Le lecteur devra se familiariser avec la composition narrative de
l’ouvrage mais d’emblée, il doit se dire qu’il entre dans un conte,
un peu comme on entre dans Borges, Sebald ou Rulfo. Un peu
comme on pénètre dans les récits des Mille et Une nuits. Mais à la
différence de Shéhérazade, Zabor sauve la vie des autres.
L’époque est différente. La princesse est belle quand Zabor est
maudit. La culture n’est plus glorifiée mais sans cesse menacée, et
ses livres, méprisés. C’est pour cela peut-être que Daoud
s’emploie à magnifier la beauté des mots. Pour que ceux-ci, tel le
visage d’une femme aperçue furtivement, nous reste dans un coin
de notre tête. Hadjer, la tante de Zabor, est de ces personnages
que l’on n’oublie pas car « tous les corps des femmes dans les livres
avaient volé un peu du sien ou l’imitaient dans un jeu de miroirs qui me
gênait et me troublait »
. Tiens justement, le miroir dans lequel la
littérature contemple la réalité et non l’inverse, est assurément
l’objet favori de l’auteur.

Kamel Daoud matérialise ainsi admirablement le pouvoir des
mots. Ils sauvent de la mort, de l’oubli car Zabor c’est aussi cela :
une quête inlassable contre la mort, contre l’oubli comme
auraient pu le dire Imre Kertesz ou Jorge Semprun. Mais Daoud
apporte dans ce roman, sa vision du métier – ou devrait-on dire du
don comme Zabor – d’écrivain. Etre écrivain, c’est disposer d’un
pouvoir que seul Dieu possède : celui de la vie et de la mort, celui
de changer la face du monde et des êtres qui le peuplent.

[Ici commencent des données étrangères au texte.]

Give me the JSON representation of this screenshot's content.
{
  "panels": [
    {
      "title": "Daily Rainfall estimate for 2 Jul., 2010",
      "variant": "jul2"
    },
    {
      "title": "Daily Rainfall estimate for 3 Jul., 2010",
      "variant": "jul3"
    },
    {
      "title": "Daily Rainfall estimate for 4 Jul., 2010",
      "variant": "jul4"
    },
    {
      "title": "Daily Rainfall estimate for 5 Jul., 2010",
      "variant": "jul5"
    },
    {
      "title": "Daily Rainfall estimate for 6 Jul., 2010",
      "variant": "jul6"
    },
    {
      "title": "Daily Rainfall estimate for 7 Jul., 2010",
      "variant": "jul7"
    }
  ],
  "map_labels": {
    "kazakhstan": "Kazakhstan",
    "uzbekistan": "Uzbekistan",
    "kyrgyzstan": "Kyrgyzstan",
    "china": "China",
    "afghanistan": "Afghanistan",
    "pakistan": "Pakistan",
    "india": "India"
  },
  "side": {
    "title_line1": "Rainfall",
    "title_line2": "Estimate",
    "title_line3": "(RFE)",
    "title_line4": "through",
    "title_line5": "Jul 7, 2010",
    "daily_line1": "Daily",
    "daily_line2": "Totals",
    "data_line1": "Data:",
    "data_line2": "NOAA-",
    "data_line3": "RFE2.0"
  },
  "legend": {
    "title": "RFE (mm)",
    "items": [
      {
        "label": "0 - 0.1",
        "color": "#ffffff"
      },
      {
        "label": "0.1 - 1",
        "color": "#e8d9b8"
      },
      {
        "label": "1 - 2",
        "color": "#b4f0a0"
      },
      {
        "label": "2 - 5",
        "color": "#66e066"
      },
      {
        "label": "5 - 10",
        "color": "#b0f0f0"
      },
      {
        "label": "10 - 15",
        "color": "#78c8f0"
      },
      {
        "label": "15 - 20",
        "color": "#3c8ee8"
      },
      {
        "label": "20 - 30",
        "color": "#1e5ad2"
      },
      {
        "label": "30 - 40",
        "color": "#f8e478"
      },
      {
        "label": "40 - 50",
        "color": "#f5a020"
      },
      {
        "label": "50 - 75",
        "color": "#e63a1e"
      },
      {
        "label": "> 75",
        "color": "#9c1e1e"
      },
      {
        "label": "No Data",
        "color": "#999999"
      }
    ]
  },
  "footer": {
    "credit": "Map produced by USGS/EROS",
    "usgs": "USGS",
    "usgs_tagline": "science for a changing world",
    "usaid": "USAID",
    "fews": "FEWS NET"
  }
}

En choisissant la voie du conte, Kamel Daoud pense nous avoir
surpris, dérouté. Il n’en est rien car il reste fidèle à lui-même,
fidèle aux convictions qui transparaissent dans ses écrits. Les
écrivains ne font que se répéter. Simplement, ils changent de
masques pour habiller l’illusion de leurs romans. Mais au final, ils
disent toujours la même chose. Et dans le cas de Daoud, lorsqu’il
s’agit d’humanité, on a envie qu’ils se répètent.

Laurent Pfaadt

Kamel Daoud, Zabor ou les psaumes, Actes Sud, 2017.